Mike: If load MRSs from two different applications into comparison algorithm would be treated equivalently?
Ann: Whatever canonical ordering is chosen should be irrelevant. So if it turns out that things coming in from different sources behave differently, that's a bug.
Mike: If it's more efficient to treat them as a list, if you have some reproducible way to order them, then that's fine. Don't want to read things in and treat as a list as it is in the text, that's bad.
Ann: Reason for treating them as lists is for human readability. Preserve the original order for presentation, but not semantically relevant.
Mike: Same for HCONS lists and everything else.
Ann: A more interesting question is the variable naming, which should also be irrelevant, and can be a bit of a pain.
Mike: Is that the case in the LKB?
Ann: Um, probably.
Mike: I just look at them as a graph and don't check variable names.
Oe: Current MRS compatibility testing that the generator uses doesn't read anything into the order the bag or the names of the variables.
Yi: Same with C++ MRS library.
Ann: Always should have been the case that variable names are irrelevant for comparison. One or two cases where new variables are created that shouldn't come up, e.g., add 1000 --- could mess up that code by choosing perverse variable names but I hope people won't.
Oe: ICONS. How close are we to being able to declare the abstract syntax?
Bec: Like HCONS.
Ann: I see we have HIGH and LOW, but that's nothing to do with what's in the grammar. But you need a mapping from what you have in the grammar to that. They're always binary. We need a notion of distinguishing the two variables, don't care what attribute name we use. Need an enumeration of the possible relations; equivalent of hreln.
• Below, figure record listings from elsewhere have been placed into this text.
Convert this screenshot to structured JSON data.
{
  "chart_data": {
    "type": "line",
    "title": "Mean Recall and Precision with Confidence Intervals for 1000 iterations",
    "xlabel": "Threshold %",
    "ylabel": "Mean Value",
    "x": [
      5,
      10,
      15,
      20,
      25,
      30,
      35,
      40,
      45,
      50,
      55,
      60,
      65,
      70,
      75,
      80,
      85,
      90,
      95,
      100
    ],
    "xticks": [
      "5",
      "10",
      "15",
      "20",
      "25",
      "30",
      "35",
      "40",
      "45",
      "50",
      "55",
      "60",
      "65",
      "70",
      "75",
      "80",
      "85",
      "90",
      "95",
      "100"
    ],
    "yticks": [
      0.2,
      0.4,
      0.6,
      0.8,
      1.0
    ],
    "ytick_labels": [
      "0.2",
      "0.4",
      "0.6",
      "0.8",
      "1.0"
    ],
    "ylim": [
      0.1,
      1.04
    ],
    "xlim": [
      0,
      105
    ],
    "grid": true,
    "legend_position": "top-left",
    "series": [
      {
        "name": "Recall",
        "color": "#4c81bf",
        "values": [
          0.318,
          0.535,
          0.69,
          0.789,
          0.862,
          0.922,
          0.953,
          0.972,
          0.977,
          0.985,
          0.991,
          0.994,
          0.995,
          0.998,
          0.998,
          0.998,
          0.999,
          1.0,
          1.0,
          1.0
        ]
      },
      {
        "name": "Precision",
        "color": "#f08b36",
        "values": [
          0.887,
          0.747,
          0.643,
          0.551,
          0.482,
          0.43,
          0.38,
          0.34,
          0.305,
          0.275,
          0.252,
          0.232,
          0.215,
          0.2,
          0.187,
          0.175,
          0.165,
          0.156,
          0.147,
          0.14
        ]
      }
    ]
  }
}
Dan: And that will slowly grow.
Ann/Dan: But we're okay so long as there is a specific list at any point in time.
Bec: So far the two end points are always variables?
Dan: Events of referential indices, not handles.
Oe: The DTD is currently not making that distinction.
Ann: That's something we might want to update. E.g., in HCONS only handles. My code has hard-wired constraints about that stuff. Would be nice to tighten the specification about that. It seems that the info-structure things will always be between two non-handle variables, at least one of which is an event. And it's possible that for anaphora resolution there may never be events involved, but not sure yet. It's a question of what you do with cases between sentences that you might want to try and resolve to an event.
Dan: Ex: We crashed our car Monday, it was the first disaster of a long, ugly week.
Woodley: Just individuals?
Bec: What about underspecified modifier attachment?
Dan: Yes, also just individuals.
Ann: Something that needs to be added to the spec is the underspecification relation between these.
Woodley: Why separate HCONS and ICONS?
Ann: Backwards compatibility, and different statuses in the theory. HCONS are constraints on the possible logical forms. ICONS I really want to talk about as additions to the logical form. I would tend to want to the LF with some extra equalities to represent the ICONS.
Oe: If we're going to update and make type distinctions on variables more explicit, there's the difficult case of p type variables --- underspecification between h and i (non-event). That could pose challenges.
Ann: What did we agree at Hankø?
Oe: Can be part of the description of an MRS but not an MRS.
Ann: Do we end up with ps in the output? What we're talking about here is the output format --- output of conversion format from what the grammar thinks of as an MRS, and what the MRS is. Do we see p there?
Bec: We do see u, could it be p?
Oe: Possible that an infinitival phrase has its ARG1 as p?
Dan: Maybe. We see a lot of these ps in the SEM-I, where we only say what we know.
Bec: So if it's unrealized?
Dan: If it's unrealized, it's not a handle, can't have unfilled holes. In the non-act of not filling it, you've resolved it to x. Not sure it makes sense to have p in the interchange format.
Francis: What about cases where we're checking for subsumption. Would we have a non-fully specified MRS? E.g., as the output of a transfer rule?
Oe: Formally, in an MRS a handle and a non-handle can never be in the same position.